One hundred and fifty years ago, Abraham Lincoln’s body traveled from Washington to Springfield, where he was buried.
On Saturday, dozens turned out in downtown Alton to view a re-enactment of the 16th president’s funeral.
“This is such a special event,” said Alton Mayor Brant Walker.
People wore period costumes and retold the personal stories of Lincoln. Mary Todd Lincoln, Lincoln’s wife, spoke to the crowd gathered at Lincoln-Douglas Square on Saturday morning, along with the undertaker and coffin-maker, and a train employee who worked on the funeral train. Each recounted their experiences.

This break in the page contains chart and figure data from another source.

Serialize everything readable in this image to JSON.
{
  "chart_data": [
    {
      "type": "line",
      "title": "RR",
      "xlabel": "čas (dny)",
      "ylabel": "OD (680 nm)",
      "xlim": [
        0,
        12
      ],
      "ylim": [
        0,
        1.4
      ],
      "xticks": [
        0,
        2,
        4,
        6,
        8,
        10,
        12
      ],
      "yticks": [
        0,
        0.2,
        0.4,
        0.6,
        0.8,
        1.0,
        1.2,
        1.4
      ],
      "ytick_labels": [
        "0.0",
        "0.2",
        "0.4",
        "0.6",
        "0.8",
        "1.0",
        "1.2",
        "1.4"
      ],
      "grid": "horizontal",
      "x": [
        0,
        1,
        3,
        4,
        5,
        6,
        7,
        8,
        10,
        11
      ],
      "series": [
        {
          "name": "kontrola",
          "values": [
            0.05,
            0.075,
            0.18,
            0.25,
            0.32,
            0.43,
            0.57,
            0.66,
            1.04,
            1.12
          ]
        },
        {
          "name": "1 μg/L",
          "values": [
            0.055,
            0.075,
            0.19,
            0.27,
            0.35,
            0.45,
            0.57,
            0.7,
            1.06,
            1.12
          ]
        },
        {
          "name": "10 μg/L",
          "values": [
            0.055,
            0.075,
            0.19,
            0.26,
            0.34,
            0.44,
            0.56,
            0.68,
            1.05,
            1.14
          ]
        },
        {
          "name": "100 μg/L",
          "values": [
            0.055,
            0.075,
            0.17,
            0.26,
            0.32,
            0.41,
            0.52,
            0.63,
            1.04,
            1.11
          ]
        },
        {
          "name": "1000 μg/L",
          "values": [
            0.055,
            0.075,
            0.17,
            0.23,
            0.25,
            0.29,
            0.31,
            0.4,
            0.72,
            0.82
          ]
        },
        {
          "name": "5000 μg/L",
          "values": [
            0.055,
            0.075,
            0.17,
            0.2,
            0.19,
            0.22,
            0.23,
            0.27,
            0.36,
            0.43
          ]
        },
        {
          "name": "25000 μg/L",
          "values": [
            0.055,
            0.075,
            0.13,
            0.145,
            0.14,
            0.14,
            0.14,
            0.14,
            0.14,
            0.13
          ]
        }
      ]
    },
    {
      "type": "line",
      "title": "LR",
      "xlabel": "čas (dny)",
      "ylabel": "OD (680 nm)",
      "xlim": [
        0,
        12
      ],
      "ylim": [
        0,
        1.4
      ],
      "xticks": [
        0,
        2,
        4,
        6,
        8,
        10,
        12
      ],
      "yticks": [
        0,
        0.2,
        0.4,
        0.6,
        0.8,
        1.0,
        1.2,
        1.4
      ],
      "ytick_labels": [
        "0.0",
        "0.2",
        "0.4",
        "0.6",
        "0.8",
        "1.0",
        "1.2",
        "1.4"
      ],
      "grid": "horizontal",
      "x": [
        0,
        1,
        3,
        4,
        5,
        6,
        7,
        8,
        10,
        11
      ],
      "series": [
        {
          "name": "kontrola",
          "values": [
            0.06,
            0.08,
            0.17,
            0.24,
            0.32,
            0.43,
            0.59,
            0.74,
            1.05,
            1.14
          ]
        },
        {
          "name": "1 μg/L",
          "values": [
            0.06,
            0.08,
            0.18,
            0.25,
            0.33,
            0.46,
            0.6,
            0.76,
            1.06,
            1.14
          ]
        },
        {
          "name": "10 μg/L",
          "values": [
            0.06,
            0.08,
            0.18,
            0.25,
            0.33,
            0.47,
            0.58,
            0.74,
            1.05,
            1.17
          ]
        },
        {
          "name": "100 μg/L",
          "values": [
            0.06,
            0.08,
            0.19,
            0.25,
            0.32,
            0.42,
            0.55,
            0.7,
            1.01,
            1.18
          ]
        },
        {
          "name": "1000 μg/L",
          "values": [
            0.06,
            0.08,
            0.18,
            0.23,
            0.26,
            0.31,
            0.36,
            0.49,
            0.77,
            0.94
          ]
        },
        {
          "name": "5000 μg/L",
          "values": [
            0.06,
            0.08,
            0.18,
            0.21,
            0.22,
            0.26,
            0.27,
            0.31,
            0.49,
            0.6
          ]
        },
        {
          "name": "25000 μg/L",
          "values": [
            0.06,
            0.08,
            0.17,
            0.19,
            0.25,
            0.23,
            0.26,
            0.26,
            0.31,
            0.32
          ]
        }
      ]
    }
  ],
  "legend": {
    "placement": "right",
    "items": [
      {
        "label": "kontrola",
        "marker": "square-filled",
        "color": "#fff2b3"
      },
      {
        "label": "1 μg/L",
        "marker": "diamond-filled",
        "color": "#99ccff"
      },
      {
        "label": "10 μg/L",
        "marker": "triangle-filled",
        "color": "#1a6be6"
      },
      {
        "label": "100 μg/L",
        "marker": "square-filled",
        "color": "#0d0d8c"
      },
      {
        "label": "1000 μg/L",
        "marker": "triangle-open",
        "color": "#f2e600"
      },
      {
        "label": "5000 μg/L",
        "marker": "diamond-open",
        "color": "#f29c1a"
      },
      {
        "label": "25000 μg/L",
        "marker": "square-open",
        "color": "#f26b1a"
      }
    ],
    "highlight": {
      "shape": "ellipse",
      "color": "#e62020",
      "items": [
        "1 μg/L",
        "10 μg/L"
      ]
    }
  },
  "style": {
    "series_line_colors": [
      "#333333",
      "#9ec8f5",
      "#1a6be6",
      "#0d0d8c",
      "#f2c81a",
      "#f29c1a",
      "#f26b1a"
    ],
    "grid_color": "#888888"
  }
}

A replica of the hearse that carried Lincoln’s body was on display.
Although Lincoln’s body never came to Alton, Alton-Godfrey Rotary President Elizabeth Parker noted that he was important to the region and debated Stephen Douglas at the site of the re-enactment.
After Lincoln was killed, businesses in Alton were closed, flags were lowered to half-staff and guns were fired every half-hour to honor him.
“Lincoln remains a beacon of hope in a world riddled with hate, prejudice and murder,” said state Sen. Bill Haine, who spoke at the ceremony.
Lincoln remains a beacon of hope in a world riddled with hate, prejudice and murder.